[SAINT-MARCEAUX]
On connaît la délicieuse et l'édifiante histoire du «Tombeor de Nostre-Dame». Elle est fort ancienne et remonte à une époque où la Vierge multipliait ses doux miracles. Ce «tombeor» était un mauvais garçon qui, sur les places, faisait des tours d'adresse et de force et qui, en outre, commit des larcins: il mérita d'être pendu. Seulement, sur les places, quand il travaillait afin de gagner sa vie, il avait soin d'exécuter toutes les fois un tour, et le plus beau, pour lequel il ne quémandait pas: ce tour, il le dédiait à Notre-Dame. Alors, le jour qu'il devait être pendu, Notre-Dame de gratitude et de bonté suscita un mannequin; le mannequin eut la corde au cou et le «tombeor» la vie sauve.
Il n'y a que de sots mécréants pour dire que Notre-Dame se repose et a cessé d'accomplir des miracles. Comme le «tombeor», elle a sauvé d'un péril moindre et, somme toute, plus honorable que la pendaison l'un des artistes les plus renommés d'aujourd'hui.
En ce temps-là, qui est le nôtre, les gens allaient disant que l'Europe entière nous enviait notre école de sculpteurs. Cela prouvait que la sculpture, dans l'Europe entière, ne valait pas grand'chose.

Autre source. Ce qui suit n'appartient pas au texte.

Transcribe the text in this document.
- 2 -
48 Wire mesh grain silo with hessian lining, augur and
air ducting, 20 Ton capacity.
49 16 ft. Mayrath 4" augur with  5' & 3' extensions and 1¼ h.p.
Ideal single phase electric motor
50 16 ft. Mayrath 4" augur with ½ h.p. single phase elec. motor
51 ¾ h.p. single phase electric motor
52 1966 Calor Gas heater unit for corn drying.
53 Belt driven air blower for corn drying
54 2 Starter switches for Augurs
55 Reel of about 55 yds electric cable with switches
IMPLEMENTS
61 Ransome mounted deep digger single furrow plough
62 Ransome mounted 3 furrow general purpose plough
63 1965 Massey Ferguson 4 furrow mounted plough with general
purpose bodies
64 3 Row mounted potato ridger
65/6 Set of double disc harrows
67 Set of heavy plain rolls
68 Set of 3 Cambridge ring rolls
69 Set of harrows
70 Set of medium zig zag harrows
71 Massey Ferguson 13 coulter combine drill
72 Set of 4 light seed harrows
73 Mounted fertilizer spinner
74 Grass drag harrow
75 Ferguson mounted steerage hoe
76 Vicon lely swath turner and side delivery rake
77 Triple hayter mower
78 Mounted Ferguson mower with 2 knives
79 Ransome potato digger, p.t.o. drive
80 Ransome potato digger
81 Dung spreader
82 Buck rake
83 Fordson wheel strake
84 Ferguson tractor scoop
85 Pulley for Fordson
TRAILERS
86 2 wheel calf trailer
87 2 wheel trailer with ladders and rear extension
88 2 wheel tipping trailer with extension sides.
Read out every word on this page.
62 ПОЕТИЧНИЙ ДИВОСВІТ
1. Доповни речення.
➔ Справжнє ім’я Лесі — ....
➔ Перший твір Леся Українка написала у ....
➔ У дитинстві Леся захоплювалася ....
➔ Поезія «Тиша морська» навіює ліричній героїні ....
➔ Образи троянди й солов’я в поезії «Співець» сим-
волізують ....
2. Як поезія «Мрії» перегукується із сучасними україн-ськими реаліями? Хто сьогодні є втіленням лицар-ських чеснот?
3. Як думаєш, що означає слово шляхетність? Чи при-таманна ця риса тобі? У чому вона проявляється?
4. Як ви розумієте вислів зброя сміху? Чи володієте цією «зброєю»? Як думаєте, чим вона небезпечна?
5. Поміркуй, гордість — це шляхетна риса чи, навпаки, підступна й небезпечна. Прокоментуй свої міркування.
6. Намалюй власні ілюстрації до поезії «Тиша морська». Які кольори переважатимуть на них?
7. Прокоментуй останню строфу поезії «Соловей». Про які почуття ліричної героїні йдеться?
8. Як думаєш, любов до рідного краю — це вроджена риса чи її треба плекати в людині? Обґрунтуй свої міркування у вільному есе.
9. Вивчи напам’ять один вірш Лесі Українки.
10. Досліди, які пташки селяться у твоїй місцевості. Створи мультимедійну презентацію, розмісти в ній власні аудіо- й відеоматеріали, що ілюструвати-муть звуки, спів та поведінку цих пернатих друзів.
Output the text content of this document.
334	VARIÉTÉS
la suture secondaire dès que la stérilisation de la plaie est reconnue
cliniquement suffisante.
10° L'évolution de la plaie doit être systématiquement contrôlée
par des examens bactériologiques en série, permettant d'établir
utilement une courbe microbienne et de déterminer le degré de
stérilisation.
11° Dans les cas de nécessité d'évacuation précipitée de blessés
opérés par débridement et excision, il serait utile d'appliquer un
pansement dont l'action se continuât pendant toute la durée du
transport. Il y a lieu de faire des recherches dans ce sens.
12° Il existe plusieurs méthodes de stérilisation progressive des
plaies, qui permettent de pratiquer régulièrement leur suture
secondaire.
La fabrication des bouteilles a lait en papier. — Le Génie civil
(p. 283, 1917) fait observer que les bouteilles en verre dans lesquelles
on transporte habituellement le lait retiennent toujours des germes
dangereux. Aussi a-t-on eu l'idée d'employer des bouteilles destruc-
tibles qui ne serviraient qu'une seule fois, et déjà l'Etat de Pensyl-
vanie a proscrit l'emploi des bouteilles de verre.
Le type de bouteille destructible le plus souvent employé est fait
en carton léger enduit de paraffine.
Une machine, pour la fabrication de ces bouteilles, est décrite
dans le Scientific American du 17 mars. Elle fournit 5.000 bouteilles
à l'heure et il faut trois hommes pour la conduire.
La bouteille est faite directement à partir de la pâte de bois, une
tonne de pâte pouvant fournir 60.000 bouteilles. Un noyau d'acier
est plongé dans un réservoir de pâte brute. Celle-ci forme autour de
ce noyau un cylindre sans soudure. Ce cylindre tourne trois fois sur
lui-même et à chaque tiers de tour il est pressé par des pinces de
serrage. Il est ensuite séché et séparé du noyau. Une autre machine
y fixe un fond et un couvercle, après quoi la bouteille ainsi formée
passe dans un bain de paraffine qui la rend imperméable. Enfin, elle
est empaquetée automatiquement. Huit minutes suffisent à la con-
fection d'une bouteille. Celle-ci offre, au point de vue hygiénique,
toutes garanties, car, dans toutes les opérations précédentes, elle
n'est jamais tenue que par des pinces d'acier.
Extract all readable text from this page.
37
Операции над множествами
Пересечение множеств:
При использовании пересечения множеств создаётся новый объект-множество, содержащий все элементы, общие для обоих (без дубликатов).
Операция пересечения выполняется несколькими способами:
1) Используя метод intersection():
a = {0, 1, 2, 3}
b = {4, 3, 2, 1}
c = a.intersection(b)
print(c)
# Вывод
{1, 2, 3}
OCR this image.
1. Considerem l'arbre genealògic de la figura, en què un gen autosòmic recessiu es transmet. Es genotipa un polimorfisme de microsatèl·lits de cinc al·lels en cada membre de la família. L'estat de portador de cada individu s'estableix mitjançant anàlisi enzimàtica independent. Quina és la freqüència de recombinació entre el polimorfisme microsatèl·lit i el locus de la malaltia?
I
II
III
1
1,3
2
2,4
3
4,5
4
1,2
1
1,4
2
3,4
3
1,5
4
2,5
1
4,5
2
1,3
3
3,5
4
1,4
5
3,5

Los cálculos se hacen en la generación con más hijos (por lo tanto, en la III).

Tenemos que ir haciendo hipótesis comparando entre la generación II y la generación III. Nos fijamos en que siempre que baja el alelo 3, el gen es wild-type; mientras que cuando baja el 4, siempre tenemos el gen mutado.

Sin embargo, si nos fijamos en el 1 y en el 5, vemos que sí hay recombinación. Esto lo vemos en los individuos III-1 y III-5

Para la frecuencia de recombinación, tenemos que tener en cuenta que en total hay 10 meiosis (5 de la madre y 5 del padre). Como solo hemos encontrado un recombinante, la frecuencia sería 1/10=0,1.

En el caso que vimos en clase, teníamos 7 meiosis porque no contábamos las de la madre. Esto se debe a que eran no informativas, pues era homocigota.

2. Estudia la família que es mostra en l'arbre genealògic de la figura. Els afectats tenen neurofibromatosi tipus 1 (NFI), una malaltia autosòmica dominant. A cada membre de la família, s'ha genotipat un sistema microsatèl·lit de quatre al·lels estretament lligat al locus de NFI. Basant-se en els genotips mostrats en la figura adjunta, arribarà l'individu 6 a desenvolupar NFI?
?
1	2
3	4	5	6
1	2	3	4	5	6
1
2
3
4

Mais les gens, ayant pris l'habitude de répéter ce bout de phrase, témoignaient d'un vif enthousiasme. Et, si vous leur disiez, par exemple, que ce pays était fort mal gouverné, ils répliquaient:
—Oui, mais nous avons une splendide école de sculpteurs!
Ils avaient tort. Les salons annuels révélaient l'horrible médiocrité de ces marbres et de ces bronzes, dont le travail est vainement habile, d'où l'idée est absente. Notre école de sculpteurs reste soumise à l'influence déplorable du seizième siècle italien.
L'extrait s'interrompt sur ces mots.